Cela fait partie de la vocation même d'une moniale de mener le combat que demande la prière de demande qui va de pair avec une conversion de chaque instant: renoncer à sa volonté pour ne chercher que celle de Dieu ne se fait pas en un jour. Il n'est donc pas trop de toute une vie pour passer d'une forme de prière qui par bien des côtés s'apparente à la magie, à une prière où la volonté de Dieu est devenue le moteur de la vie.

 

Prière missionnaire de soeur Marie de Nazareth

 

Grâces reçues durant la neuvaine de la Pentecôte 1923

Depuis bientôt deux ans, Jésus me sollicitait intérieurement par sa grâce, de me donner à lui, de me livrer à son amour pour la conversion des infidèles, offrant chaque jour large part de mes travaux, fatigues, souffrances, pour la mission du Brésil, pour les petits apostoliques du révérend Père Bigorre. De grand coeur, je me livrerai à cet attrait de grâce, mais il fallait l'approbation de mon confesseur, de ma bonne Mère Prieure. Je les ai eues et me voilà missionnaire.

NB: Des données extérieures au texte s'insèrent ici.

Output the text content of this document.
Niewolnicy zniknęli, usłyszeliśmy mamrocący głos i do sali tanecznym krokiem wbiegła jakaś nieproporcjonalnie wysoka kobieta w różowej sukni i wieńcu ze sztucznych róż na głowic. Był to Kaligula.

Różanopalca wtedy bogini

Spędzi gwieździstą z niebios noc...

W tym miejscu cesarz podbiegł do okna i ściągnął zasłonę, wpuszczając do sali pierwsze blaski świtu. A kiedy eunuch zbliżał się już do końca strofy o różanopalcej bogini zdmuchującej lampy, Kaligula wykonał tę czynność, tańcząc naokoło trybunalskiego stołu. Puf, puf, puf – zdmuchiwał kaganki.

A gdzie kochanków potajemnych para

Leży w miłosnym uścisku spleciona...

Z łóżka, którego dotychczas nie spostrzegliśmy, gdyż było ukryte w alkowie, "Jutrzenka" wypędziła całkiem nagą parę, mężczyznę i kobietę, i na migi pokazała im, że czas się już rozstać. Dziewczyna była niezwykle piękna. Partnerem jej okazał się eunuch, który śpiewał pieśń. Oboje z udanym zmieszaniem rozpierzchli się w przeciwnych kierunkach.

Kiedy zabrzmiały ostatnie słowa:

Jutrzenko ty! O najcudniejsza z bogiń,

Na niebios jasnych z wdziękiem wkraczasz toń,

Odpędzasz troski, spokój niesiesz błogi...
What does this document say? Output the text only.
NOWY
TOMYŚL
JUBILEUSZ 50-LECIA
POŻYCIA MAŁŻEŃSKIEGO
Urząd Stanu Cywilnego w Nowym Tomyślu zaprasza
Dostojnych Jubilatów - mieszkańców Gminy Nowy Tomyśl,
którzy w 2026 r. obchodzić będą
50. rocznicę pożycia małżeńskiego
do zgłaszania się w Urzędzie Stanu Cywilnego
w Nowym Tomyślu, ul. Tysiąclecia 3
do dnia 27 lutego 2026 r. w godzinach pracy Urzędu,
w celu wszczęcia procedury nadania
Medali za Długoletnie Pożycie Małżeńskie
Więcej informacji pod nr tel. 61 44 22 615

Ô non, je ne veux pas traîner dans la vie religieuse une vie inutile, car je sais ô Jésus, que l'amour que je sens pour vous dans mon coeur peut féconder mes moindres actes, même lever une paille de terre. Oh! que je suis donc heureuse, ô Jésus, dans mon humble vocation, quel bonheur d'avoir toujours la dernière place, de n'avoir jamais à me mettre en avant, de pouvoir toujours cacher aux regards mêmes de mes Mères et de mes soeurs, les attraits de mon humble et obscur apostolat.
Mais je ne vais pas oublier maintenant la ferveur que je dois par mon travail et ma générosité, ma prière, à ma chère mission du Brésil. Oh celle-là, elle aura toujours la part de choix dans ma vie. Je l'aime tant cette chère mission, je veux travailler et souffrir pour elle; que nos Pères aient les joies, moi je veux les souffrances, ma petite part intime, pourvu que vous soyiez là.
Que le bon Père Bigorre ait des grâces, des lumières spéciales pour former et diriger ses petits apostoliques, qu'ils fassent un jour de saints prêtres; et que tous nos Pères qui lui succèderont aient aussi les mêmes grâces et aussi les mêmes (et plus) secours temporels pour nourrir ces chers petits.

[...]
Que Mgr Thomas et le Père Antoine Sala aient la joie de voir se convertir toutes leurs tribus d'Indiens. Oh! ces chers Indiens, mes frères, ce que je les aime!… et combien je sens mon âme portée sans cesse à prier pour eux et à me sacrifier pour leur salut. Enfin le bon Père Réginald. Oh! faites, ô Jésus, qu'il fasse beaucoup de bien lui aussi dans la mission à travers ce grand Brésil. Préservez-le des serpents et des fauves de la forêt et donnez-lui des âmes, beaucoup d'âmes, toutes les âmes. Enfin à tous nos Pères, frères et soeurs qui travaillent là-bas, donnez-leur force et courage, lumières et consolations; et si parfois l'ennui, le dégoût, la tristesse viennent envahir leurs âmes, oh je vous en prie, donnez-la moi plutôt, pourvu ô Jésus que vous m'aidiez de votre grâce et que vous me fassiez sentir que c'est l'heure de mon apostolat. Je ne parle ici que de mes frères que je connais, mais j'entends envelopper dans mes intentions et mes prières tous ceux qui viendront après eux et cela jusqu'au jugement dernier car, ô Jésus, après ma mort je ne veux pas rester inactive, mais travailler encore à sauver les âmes. Aussi je vous demande de ne pas me garder dans votre beau ciel mais, lorsque je paraîtrai devant vous et que vous m'aurez jugée, lorsque vous m'aurez dit: «C'en est fait, tu m'aimeras toujours, tu ne te sépareras jamais de moi; ton salut est assuré»; alors je vous embrasserai et je partirai à la conquête des âmes. J'irai faire mon purgatoire, si vous le voulez bien, au milieu des sauvages du Brésil et aider nos Pères à les convertir.
Non, non, ô Jésus. Vous voir, vous aimer, oui, mais me reposer, non. Jusqu'au jugement dernier, si vous ne me trouvez pas digne de la grâce que je vous demande en ce moment, mon Jésus, eh bien, mettez-moi plutôt à la porte de l'enfer. Je veux empêcher les âmes d'y tomber. Cela me sera-t-il possible, ô Jésus? Je ne voudrais que des élus qui vous glorifient.